Like the majority of my fourth grade peers, I initially assumed that “in loco parentis” had something to do with being crazy, rather than the legal provisions that granted my school power to act in the place of a parent during the day. Recently, I’ve found the two interpretations aren’t mutually exclusive. As students clamor for the Yale administration to enact serious mental health reform, we call into question the extent of the University’s obligation to provide for those of us with mental illness in the absence of parental care.

PosnerCI doubt that we’ll reach a consensus on the scope of Yale’s obligation in the immediate future. Besides a conflicting set of national ideologies about the role and necessity of colleges and universities, the vision of an ideal college mental health care program is foggy, especially when no outstanding model exists in the world thus far. But this looming question does provide context for the major philosophical debate that feeds popular opposition to Yale MH&C reform. Millennial university students place an unprecedented demand on school administration to provide for our mental wellbeing in addition to traditional academic and social resources, and there’s a vocal population of individuals who think we’re out of line in doing so.

My stomach twists when I read several of the comments on recent calls for MH&C improvements and policy changes. A majority of the cringe-worthy posts are accusations that the authors of these entreaties — and those who sympathize with their demands — are entitled, infantile or privileged; that the expectations we cite of Yale administration amount to coddling or pampering; that our vision of reform points not to a university, but an asylum. I’m hard pressed to make the connection between quality psychiatric services and any sort of pampering, but suppose I sympathize momentarily with the association — these arguments still prove grossly problematic.

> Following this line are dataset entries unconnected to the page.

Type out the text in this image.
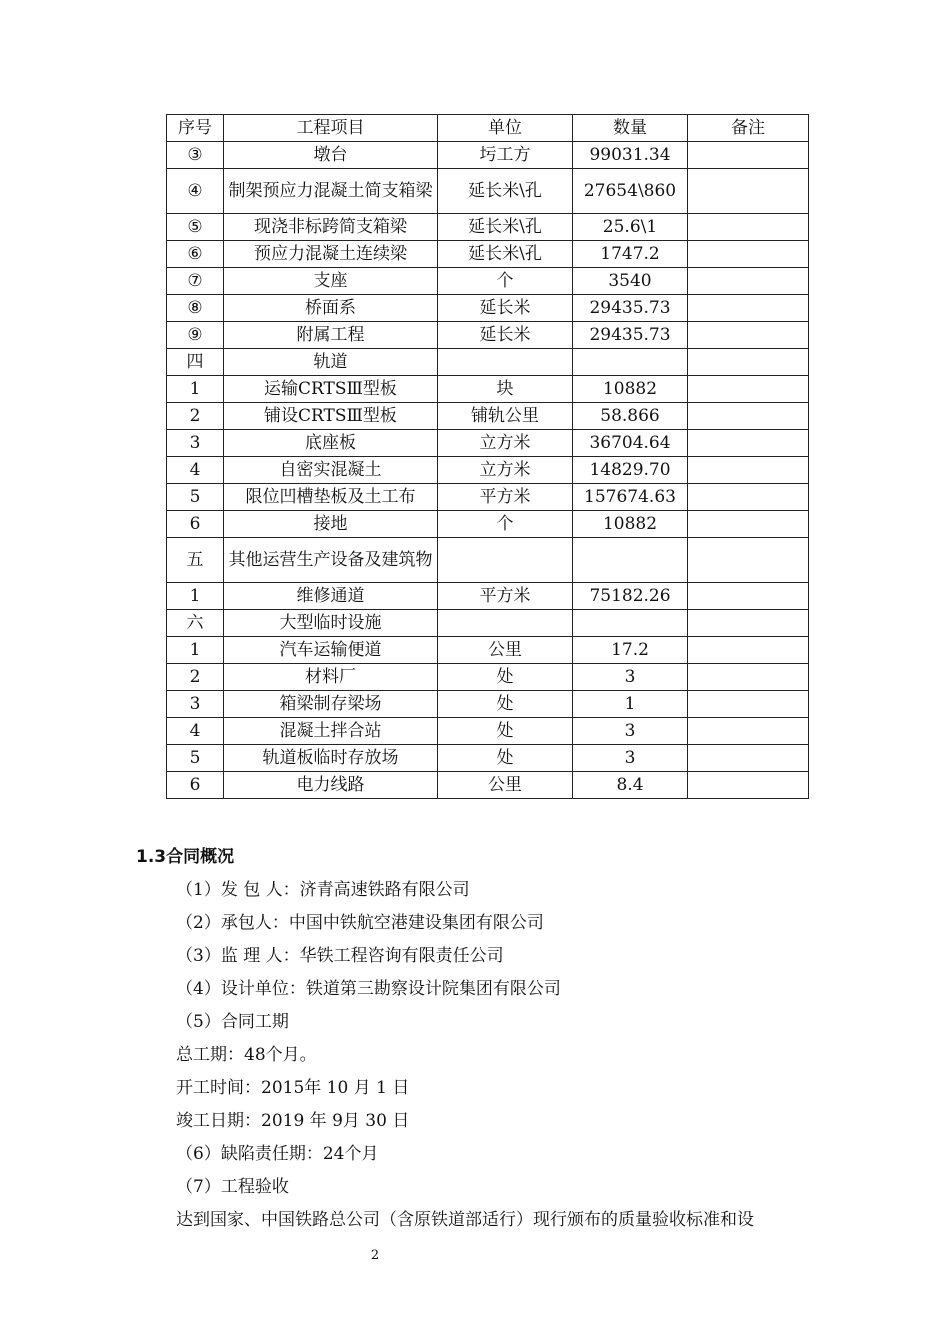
序号	工程项目	单位	数量	备注
③	墩台	圬工方	99031.34	
④	制架预应力混凝土简支箱梁	延长米\孔	27654\860	
⑤	现浇非标跨简支箱梁	延长米\孔	25.6\1	
⑥	预应力混凝土连续梁	延长米\孔	1747.2	
⑦	支座	个	3540	
⑧	桥面系	延长米	29435.73	
⑨	附属工程	延长米	29435.73	
四	轨道			
1	运输CRTSⅢ型板	块	10882	
2	铺设CRTSⅢ型板	铺轨公里	58.866	
3	底座板	立方米	36704.64	
4	自密实混凝土	立方米	14829.70	
5	限位凹槽垫板及土工布	平方米	157674.63	
6	接地	个	10882	
五	其他运营生产设备及建筑物			
1	维修通道	平方米	75182.26	
六	大型临时设施			
1	汽车运输便道	公里	17.2	
2	材料厂	处	3	
3	箱梁制存梁场	处	1	
4	混凝土拌合站	处	3	
5	轨道板临时存放场	处	3	
6	电力线路	公里	8.4	
1.3合同概况
（1）发 包 人：济青高速铁路有限公司
（2）承包人：中国中铁航空港建设集团有限公司
（3）监 理 人：华铁工程咨询有限责任公司
（4）设计单位：铁道第三勘察设计院集团有限公司
（5）合同工期
总工期：48个月。
开工时间：2015年 10 月 1 日
竣工日期：2019 年 9月 30 日
（6）缺陷责任期：24个月
（7）工程验收
达到国家、中国铁路总公司（含原铁道部适行）现行颁布的质量验收标准和设
2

The assertion that demanding a stronger mental health care system somehow equals entitlement or coddling blatantly undermines the scientific and academic consensus that mental illness is, like any illness, a biological pathology resulting from both genetic and environmental factors. It perpetuates some archaic, Freudian vision of psychiatric disorders as a failure to adapt to the challenges of adult life, placing the blame on mentally ill students for a national trend of increasing reliance on parental and academic support systems. It assumes that overcoming today’s incongruous realities of professional and academic life and emotional health — a zeitgeist of contradictions that far exceeds any other in modern history — is the inherited responsibility of our generation.

Deconstructed further, the coddling claim is really nothing more than a commentary on the persistence of stigma against mental illness. Yale devotes awe-inspiring capital to programs that allow students opportunities unheard of in the post-graduation world, including fully funded research and language immersion experiences, highly accessible advisors for travel and career guidance and medical insurance that guarantees emergency evacuation and aid overseas. In a group consultation at Yale Health for international travel over spring break, I was informed that should I purchase illegal drugs and be incarcerated while in Panama, Yale would still work to have me released.

Somehow these privileges afforded by Yale enrollment are invulnerable to the same criticisms that students have received in advocating for an overhaul of MH&C policies — and the reasons are obvious. International experience, research grants and career opportunities are the hot talking points that keep Yale on top of rankings and draw new students every year. Mental health care, despite its obvious primacy in the lives of current students, ranks low on the list of sexy campus features.

Were Yale or any of its comparable institutions actually interested in modeling real, independent post-graduate life, the majority of the current programs would cease to exist. This clearly should not be the case; Yale and the university system exist to foster academic and critical development by offering an entirely distinct experience from life outside the academy. If our examination of entitlement and privilege is consistent across the University, though, it’s obvious that few issues could be further from coddling than a decent framework for mental health care.

The argument that accuses advocates for mental health reform of infantile entitlement, or conflates the demands of policy improvement with coddling by the University, is a thinly veiled attack on the legitimacy of mental illness on college campuses. We must refuse to tolerate it.